House Passes Foreign Aid, Bill Moves On to Senate

THE $9.4 billion foreign-aid bill passed the House by a voice vote Wednesday after supporters beat back a slew of parliamentary and verbal attacks on foreign aid in general and aid to Russia in particular. Rep. Robert Torricelli (D) of New Jersey opposed the bill because it did not specify that United States ships would haul foreign aid abroad. Other congressmen said that Russia should pay for its $900 million in aid with its oil and other natural resources.

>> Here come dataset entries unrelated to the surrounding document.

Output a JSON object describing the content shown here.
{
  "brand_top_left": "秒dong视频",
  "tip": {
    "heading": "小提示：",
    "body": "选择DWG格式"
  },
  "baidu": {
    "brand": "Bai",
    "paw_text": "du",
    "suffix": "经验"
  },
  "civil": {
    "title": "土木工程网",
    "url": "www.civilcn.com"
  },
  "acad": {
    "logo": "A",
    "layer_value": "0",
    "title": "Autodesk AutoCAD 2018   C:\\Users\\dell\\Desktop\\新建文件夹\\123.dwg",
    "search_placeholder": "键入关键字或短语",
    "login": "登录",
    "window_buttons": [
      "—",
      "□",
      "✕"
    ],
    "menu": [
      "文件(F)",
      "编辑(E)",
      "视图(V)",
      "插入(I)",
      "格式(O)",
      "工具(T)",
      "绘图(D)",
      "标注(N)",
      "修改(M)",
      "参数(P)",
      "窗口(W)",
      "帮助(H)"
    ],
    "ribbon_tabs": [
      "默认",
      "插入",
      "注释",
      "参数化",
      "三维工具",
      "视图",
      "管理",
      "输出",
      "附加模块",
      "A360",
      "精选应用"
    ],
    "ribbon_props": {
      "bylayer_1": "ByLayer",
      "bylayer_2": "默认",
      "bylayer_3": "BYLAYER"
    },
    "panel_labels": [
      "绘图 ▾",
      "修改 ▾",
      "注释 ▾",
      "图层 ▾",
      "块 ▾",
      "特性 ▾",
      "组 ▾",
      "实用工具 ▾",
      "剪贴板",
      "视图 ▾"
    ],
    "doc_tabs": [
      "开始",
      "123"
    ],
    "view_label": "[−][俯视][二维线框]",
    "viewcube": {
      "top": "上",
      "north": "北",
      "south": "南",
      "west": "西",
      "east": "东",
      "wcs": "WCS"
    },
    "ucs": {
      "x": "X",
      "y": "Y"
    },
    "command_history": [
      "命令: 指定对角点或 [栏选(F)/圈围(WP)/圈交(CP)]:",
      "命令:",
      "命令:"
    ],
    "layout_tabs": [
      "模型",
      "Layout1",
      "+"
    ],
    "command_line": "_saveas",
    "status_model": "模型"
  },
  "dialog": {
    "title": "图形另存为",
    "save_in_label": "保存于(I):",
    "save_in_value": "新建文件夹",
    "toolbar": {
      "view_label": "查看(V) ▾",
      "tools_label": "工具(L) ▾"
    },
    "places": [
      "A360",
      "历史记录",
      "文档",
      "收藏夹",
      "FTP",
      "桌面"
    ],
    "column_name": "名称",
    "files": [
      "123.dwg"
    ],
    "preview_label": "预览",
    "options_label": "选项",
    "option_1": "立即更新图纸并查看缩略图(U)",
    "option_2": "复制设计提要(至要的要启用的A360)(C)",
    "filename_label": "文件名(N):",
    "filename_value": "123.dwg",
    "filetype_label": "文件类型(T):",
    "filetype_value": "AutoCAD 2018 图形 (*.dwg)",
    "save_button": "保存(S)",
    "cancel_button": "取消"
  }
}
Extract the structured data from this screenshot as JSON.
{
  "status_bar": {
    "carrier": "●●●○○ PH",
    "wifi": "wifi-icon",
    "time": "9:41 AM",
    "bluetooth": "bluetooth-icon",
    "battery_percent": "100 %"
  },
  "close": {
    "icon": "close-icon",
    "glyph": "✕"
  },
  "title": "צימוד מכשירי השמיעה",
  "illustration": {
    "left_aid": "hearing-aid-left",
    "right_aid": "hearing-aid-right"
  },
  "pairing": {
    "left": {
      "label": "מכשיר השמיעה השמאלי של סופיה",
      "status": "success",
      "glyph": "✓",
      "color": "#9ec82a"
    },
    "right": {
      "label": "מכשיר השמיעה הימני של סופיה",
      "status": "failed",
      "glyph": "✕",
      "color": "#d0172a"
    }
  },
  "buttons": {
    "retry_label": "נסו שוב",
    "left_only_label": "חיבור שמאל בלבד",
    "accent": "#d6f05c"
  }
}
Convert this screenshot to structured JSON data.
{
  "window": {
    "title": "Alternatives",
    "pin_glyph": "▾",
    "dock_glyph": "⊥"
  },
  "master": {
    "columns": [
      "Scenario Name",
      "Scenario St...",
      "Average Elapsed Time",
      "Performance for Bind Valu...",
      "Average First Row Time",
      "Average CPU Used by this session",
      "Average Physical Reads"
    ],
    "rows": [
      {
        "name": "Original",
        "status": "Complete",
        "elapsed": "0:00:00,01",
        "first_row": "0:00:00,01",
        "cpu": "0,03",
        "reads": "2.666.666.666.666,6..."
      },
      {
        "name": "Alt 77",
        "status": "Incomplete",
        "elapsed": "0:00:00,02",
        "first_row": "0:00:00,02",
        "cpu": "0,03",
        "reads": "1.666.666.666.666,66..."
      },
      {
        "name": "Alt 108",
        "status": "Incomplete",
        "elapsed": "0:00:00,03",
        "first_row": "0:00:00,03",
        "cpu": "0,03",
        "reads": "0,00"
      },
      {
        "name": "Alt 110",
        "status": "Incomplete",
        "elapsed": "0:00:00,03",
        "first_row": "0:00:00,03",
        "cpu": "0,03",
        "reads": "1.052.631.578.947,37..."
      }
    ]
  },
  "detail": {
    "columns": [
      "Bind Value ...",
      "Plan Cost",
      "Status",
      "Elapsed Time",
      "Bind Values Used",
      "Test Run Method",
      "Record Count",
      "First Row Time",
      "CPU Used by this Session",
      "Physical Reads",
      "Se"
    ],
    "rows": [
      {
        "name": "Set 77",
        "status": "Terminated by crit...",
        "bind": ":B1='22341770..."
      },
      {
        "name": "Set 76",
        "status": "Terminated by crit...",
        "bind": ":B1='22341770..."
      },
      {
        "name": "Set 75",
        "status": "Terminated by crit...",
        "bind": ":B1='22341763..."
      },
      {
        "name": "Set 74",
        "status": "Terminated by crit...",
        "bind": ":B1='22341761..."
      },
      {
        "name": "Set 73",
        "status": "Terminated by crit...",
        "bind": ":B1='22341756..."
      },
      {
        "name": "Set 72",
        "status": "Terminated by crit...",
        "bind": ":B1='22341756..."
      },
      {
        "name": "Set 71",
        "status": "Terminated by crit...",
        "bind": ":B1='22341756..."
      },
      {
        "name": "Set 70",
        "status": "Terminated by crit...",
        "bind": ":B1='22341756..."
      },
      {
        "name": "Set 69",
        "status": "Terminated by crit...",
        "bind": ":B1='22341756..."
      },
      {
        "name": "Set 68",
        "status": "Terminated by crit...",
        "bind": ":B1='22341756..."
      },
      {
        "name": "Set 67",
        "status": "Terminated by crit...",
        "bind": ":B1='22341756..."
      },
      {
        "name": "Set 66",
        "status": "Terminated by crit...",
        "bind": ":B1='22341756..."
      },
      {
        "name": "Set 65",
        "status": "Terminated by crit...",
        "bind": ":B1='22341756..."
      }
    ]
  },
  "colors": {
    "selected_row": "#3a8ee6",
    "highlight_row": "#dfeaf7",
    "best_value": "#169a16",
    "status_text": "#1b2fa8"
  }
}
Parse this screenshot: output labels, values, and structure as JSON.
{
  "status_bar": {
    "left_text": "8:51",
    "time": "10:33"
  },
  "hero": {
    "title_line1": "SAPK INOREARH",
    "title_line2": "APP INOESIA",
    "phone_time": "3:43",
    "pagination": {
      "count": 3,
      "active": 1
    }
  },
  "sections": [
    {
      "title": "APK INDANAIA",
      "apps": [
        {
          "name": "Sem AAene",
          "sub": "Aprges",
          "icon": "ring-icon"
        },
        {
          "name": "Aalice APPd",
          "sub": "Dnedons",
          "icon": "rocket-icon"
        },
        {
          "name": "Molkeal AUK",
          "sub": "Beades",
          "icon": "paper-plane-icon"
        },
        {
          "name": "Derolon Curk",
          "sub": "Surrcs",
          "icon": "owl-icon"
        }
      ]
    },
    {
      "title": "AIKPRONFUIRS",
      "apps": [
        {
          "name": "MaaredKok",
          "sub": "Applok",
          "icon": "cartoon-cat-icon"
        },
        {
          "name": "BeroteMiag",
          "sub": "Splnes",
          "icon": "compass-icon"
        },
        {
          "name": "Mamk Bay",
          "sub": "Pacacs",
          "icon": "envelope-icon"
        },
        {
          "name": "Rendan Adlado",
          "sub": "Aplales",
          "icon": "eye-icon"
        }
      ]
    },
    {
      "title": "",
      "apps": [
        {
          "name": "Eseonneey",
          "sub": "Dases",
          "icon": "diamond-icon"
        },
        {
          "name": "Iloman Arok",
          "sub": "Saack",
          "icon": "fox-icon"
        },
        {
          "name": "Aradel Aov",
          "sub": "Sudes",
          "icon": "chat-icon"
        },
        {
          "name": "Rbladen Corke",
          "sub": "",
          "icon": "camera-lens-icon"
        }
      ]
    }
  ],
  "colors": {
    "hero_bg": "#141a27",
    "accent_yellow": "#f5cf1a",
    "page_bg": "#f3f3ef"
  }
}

Rep. Benjamin Gilman (R) of New York tried to install a "sunset" amendment that would require the Agency for International Development (AID), core of the foreign-assistance program with its $6.8 billion annual budget, to disappear at the end of the 1994 fiscal year and replace itself with a leaner aid system.

Opponents said they got no mail in support of foreign aid, and also that Americans needed help at home. One woman asked for a set percentage of foreign-aid purchases to go to American minority contractors. Dan Burton (R) of Indiana said that none of the developing countries getting US aid in the past 30 years has become developed.

But the new administrator of AID, J. Brian Atwood, said in an interview before the debate that several countries have indeed graduated from US foreign- aid dependency: Taiwan, Korea, Mauritius, Thailand, and Costa Rica.

Defenders of the foreign-aid program insisted in the House debate that Americans benefit from the aid twice: by selling to the government the materials and expertise shipped abroad and by subsequent sales to the third world as demand develops.

But bowing to a spate of negative press reports about AID's inefficiencies and several studies that recommended reforming its bureaucracy, the chairman of the House Foreign Affairs Committee, Lee Hamilton (D) of Indiana, slapped on his own "sunset" amendment requiring AID to cease to exist by September 1995 unless it wins congressional approval for promised reforms. He pointed out that the bill is $600 million leaner than last year's.

Following the voice vote approving the authorization of the foreign-aid budget Wednesday, Mr. Atwood told the Monitor that he was "encouraged" by the vote and "passage of the bill shows a strong, positive bipartisan concern for the reform of AID."

Mr. Hamilton said the bill "advances our economic interests and creates jobs" as well as furthering "important US foreign policy goals in the former Soviet Union and the Middle East."

But passing the House is not enough. The bill now goes to the Senate, then to a conference committee, and back to both houses before a likely presidential signature. No foreign-aid bill since 1985 has passed all those pitfalls, although foreign aid continued to flow under other legislation.

Campaign-spending bill freed from filibuster

An alliance of Democrats and moderate Republicans crushed a Senate GOP filibuster Wednesday, virtually ensuring Senate passage of a campaign-spending bill designed to curtail special- interest clout in Congress. The measure, which would radically change the rules for congressional races, includes authority to use public financing. It sets voluntary spending limits to make challengers more competitive. And it prohibits contributions by political action committees run by corporations, labor unions, and ot her special interests.

The bill would control overall campaign financing and reduce the influence of money in deciding elections. Supporters and opponents agreed that it would be passed and sent to the House.